I’m sure you’re thinking, hurry up and get to the good stuff. Believe me, that’s how cruising feels sometimes. You just want to hurry up and get back to those secluded little islands where there is nothing to do but eat, sleep, swim and read. But that’s only a small portion of the cruising life in our experience, with the large majority of the time spent on troubleshooting, problem-solving, averting disaster, fixing things that have broken, and identifying the cheapest way to get parts to where you are.
To distract ourselves from the fridge, we spent a day exploring the island in ATVs with Norm and Jamal, our local guide. This was an awesome way to discover inland Antigua, i.e. the parts of the island we couldn’t get to by boat. Plus it was a great opportunity to get a little muddy.

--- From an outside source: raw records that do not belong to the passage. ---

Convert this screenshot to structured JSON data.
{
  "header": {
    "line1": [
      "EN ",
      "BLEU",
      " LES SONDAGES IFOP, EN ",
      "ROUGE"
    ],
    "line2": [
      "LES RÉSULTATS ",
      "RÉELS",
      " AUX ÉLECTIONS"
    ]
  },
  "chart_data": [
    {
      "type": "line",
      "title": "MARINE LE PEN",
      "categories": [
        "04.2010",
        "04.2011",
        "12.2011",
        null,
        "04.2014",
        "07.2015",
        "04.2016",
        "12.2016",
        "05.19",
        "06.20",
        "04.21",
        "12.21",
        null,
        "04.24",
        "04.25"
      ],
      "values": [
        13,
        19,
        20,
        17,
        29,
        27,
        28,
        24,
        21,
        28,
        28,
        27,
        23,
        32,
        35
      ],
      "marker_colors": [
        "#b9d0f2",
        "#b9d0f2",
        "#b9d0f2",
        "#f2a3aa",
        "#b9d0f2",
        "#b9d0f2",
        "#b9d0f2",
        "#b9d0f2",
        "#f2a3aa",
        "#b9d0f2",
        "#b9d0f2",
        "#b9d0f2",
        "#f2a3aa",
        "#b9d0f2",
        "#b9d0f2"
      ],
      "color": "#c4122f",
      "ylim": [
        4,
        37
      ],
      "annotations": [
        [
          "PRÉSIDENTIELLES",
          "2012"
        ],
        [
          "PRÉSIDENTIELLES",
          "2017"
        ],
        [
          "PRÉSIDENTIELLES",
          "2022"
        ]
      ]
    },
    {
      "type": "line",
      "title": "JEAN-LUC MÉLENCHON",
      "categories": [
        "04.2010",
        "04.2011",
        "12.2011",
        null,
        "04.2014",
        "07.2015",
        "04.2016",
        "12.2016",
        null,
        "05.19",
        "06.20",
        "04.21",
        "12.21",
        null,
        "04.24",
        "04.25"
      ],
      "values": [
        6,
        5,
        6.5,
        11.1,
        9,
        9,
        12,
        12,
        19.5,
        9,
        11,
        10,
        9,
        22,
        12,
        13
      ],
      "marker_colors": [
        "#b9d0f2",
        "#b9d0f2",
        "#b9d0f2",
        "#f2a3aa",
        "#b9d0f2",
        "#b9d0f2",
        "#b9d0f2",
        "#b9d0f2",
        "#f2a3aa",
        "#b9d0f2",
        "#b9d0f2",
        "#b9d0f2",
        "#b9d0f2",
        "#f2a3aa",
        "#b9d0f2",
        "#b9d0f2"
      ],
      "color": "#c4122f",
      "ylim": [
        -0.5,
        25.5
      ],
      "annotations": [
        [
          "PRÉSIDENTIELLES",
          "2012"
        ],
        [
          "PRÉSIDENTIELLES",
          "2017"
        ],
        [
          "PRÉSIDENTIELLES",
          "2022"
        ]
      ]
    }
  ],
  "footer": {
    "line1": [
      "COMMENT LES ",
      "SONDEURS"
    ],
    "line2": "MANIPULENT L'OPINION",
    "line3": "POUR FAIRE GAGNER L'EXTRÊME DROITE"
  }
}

Our tour was organized by Salty Dogs Rentals in Redcliffe Quay, St. Johns
One of our stops by a huge Cottonwood tree
Back at home base by the port, muddy but happy, with our awesome guide Jamal
The next week, to thank Norm and Elaine for their amazing hospitality, we took them and their son Mark out for a sail and a snorkel in Deep Bay, the final resting place of the Andes, a huge three-masted ship that sank there in the early 1900s. It was a great day for sailing, but not s much for snorkeling. The water was so murky that Mel practically swam into one of the masts. Sadly we weren’t able to see much of the wreck, but Deep Bay was still a beautiful spot to stop for lunch, rum punch (Mel has perfected her recipe) and a swim.
The next day we sailed around the whole island. No seriously. Our first week in Antigua, we had gone to a bar for happy hour and were promply recruited as crew for the Round the Island race. So on January 20, we woke up at 5 a.m. for an 8 a.m. start time. While not our best racing experience (there seemed to be a few too many captains on board), it provided us with an excellent overview of the island and gave us ideas of places we wanted to return to. After the race, we celebrated at Falmouth Harbour, where the race winner was rewarded with his weight in the local rum.
The winner weigh-in
A few days later, our friends Steve and Jackie dinghied over to our boat to let us know they were sailing to Barbuda the next day and to see if we’d like to join them. Antigua and Barbuda are two former British colonies now making up one independent country. Barbuda was hit hard by Hurricane Maria last year, so we figured there wouldn’t be much to see. But we were ready to go where the wind took us, so we got the boat ready to head out the following morning.
We somehow have no pictures of Steve and Jackie, but we have this amazing video of their jack russel, Captain, with a random surfer dude at the Jolly Harbour beach at sunset.
We had an amazing sail to Barbuda, with our speed averaging 6 knots. We anchored between an 11-mile stretch of beach and a big reef, and spent three days exploring both. The snorkeling was the best we’ve experienced to date. The water was crystal clear and the reef buzzing with fish and coral. We swam with sting rays and clown fish and Mel even found herself face-to-face with a pair of barracuda. That certainly gets the heart rate up!
We are now back in Jolly Harbour, doing a bit more boat work before we set sail again at the end of the week. But we will be back to explore more of this island when David’s daughter Rachael arrives on the 18th.
Where the wind takes us next: Guadeloupe!